Diemer hat aber nicht nur einen Blick für die wilde Küste, die traumhaften Buchten, Lagunen und tosenden Wellen. In den Ortschaften fotografiert die Künstlerin, die durch ihre „Tausendundeins-Männchen-Kunstwerke“ bekannt geworden ist, auch Häuser mit den typischen Kachelwänden, in der Sonne ruhende Hunde und üppig am Wegesrand oder in Gärten blühenden Strelizien, Rosen, Orchideen, Zitronen- und Orangenbäume sowie Zwiebelfelder. Sie entdeckte sich in der Sonne aufwärmende Frösche und Eidechsen, die typischen Windmühlen und Fischer, die ihre Meeresfrüchte einfahren, am Strand trocknen lassen und dann dort fangfrisch verkaufen. Augenblicke, die die Seele streicheln und den Kopf befreien. Dieses Laufen und Sehen trage bei ihr zu einem dem Meditieren ähnlichen Gefühl bei, so Diemer.

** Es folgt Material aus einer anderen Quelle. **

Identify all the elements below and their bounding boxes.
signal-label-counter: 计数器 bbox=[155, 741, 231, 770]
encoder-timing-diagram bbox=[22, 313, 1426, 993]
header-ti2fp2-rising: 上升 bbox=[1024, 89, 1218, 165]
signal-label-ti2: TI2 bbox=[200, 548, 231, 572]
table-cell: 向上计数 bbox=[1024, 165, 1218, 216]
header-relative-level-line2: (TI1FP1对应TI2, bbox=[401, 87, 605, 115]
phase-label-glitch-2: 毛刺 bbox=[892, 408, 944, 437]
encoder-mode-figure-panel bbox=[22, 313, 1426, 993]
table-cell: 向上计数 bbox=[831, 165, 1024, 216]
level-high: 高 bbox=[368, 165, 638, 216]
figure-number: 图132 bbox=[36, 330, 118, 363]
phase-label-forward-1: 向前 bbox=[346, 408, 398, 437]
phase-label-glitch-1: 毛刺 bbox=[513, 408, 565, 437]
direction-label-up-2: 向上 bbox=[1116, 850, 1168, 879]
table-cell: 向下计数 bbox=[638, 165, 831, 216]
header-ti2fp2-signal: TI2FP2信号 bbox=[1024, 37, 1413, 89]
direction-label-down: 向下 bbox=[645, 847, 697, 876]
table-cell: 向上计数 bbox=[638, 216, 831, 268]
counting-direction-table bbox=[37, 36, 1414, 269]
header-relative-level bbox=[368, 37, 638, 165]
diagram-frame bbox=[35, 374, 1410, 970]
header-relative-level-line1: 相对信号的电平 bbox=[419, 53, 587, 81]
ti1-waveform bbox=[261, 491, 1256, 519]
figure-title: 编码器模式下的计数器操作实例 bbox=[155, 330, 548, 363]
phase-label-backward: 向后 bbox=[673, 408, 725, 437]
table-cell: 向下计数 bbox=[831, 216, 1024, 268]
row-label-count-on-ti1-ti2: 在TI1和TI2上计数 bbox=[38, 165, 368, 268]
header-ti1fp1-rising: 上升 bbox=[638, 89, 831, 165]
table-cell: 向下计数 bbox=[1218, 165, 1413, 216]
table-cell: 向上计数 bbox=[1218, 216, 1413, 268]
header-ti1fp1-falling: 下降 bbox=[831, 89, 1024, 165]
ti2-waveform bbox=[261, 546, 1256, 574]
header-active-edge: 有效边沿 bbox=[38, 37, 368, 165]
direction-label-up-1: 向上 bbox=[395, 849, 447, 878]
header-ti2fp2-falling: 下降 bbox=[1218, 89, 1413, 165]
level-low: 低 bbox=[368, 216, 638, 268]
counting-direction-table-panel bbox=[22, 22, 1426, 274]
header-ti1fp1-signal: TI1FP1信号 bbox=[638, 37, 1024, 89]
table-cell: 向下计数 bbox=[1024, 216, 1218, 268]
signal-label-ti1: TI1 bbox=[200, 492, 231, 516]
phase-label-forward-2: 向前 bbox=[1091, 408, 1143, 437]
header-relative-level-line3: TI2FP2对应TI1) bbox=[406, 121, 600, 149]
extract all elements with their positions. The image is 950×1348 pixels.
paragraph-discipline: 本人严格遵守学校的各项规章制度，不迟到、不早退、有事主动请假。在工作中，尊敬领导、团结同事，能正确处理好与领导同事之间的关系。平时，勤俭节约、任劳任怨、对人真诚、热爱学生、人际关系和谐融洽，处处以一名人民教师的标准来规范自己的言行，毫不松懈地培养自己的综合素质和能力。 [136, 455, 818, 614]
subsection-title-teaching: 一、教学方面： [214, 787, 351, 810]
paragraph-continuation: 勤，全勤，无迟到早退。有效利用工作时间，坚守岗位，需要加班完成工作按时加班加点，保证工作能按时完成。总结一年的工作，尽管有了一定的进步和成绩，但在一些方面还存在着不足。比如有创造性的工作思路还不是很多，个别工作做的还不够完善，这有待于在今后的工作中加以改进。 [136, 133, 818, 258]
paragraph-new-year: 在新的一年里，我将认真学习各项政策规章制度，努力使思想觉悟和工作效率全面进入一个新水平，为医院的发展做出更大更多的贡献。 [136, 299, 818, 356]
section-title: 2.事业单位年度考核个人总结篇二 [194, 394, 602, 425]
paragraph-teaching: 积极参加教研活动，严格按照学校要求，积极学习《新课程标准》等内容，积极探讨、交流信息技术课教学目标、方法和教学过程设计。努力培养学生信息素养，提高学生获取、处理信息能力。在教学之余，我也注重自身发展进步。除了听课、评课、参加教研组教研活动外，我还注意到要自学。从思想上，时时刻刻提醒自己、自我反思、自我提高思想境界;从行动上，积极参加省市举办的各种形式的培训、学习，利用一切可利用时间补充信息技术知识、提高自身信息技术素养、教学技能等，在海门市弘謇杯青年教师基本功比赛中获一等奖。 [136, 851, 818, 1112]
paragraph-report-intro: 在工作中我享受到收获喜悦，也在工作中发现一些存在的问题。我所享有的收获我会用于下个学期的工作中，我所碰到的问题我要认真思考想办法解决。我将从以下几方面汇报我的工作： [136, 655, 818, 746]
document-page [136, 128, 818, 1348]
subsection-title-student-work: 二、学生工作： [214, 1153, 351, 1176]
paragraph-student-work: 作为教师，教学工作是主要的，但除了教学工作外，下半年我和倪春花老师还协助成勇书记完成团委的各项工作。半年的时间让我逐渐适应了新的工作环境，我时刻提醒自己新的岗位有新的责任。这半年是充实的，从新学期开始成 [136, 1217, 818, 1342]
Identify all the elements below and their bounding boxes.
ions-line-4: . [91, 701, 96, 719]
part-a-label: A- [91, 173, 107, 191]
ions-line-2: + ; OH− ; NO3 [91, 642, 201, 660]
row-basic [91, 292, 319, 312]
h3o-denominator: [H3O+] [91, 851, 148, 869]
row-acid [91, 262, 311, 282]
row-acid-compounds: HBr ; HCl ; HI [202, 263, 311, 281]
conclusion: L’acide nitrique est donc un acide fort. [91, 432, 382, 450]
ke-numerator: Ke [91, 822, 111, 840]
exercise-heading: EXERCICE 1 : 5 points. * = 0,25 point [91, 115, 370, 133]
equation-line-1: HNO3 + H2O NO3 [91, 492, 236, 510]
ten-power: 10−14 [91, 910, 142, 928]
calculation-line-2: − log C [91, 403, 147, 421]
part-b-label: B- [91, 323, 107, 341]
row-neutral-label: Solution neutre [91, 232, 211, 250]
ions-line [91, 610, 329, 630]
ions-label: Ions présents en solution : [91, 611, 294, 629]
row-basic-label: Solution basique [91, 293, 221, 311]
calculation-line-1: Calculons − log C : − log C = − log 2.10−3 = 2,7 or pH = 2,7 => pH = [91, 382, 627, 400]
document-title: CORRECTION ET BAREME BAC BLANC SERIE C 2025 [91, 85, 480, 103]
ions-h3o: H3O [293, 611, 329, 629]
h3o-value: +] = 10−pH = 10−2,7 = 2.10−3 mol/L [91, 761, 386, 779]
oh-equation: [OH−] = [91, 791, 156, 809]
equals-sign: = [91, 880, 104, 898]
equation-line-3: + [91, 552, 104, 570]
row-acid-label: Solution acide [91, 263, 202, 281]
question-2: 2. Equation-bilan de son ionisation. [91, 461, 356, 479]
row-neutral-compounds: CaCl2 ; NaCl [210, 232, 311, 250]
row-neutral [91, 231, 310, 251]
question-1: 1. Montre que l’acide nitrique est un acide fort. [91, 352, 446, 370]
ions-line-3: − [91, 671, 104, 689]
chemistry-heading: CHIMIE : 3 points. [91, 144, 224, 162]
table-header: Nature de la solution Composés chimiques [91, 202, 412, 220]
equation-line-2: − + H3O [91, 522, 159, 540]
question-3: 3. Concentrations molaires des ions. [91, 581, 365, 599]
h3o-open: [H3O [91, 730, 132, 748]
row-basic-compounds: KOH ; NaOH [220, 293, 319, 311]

„Von Lissabon bis Porto begegneten wir keinem anderen Pilger. Von den Einheimischen wurden wir bestaunt, aber immer hilfsbereit aufgenommen.“ Sie erinnert sich an den Fährmann, der mit seiner Fähre bereits abgelegt hatte und diese wieder zurücksetzte, als er die beiden Pilger entdeckte, an den Wirt in einem kleinen Restaurant, der für die Touristen Fado sang oder den portugiesischen Senior, der die beiden durch die winklige Altstadt zu einem Hotel führte. „Erfahrungen, die man nur als Pilger erlebt.“ Über Nazaré erreichte Diemer nach gut zwei Wochen und 500 Kilometern die Hafenstadt Porto mit seinen Portweinkellern und winkligen Gässchen.

Das letzte Drittel des Jakobsweges in Richtung Spanien begann. Ab Porto pilgerten die Beiden über den Caminho da Costa in Richtung Tui, der spanischen Grenzstadt zu Portugal, und dann weiter rund 250 Kilometer bis zum Ziel aller Jakobspilger: Santiago de Compostela. „Für uns war dieser Abschnitt ein Schock. Ab Porto waren wir plötzlich von Pilgermassen umringt.“ Teilweise waren auch Tagespilger unterwegs, die ihre Koffer von einer Station zur anderen transportieren ließen und in den Herbergen Plätze reserviert haben. „Man folgte nur noch den gelben Pfeilen mit der Muschel. Nachträglich lernten wir den portugiesischen Trilho das Areias und die damit verbundene Einsamkeit schätzen. Ohne Orientierungshilfe und andere Pilgern sind wir den Weg viel bewusster gelaufen.“ Dennoch waren die restlichen 250 Kilometer mit malerischen Städtchen wie Patron, Pontevedra oder das Kloster Hebron ein Erlebnis und nach 31 Pilgertagen war der Anblick der Kathedrale in Santiago de Compostela ein erhabenes Gefühl. „Ziel erreicht. Der Jakobsweg hat mal wieder gezeigt, dass er jedem gibt, was er braucht“, sagt Diemer.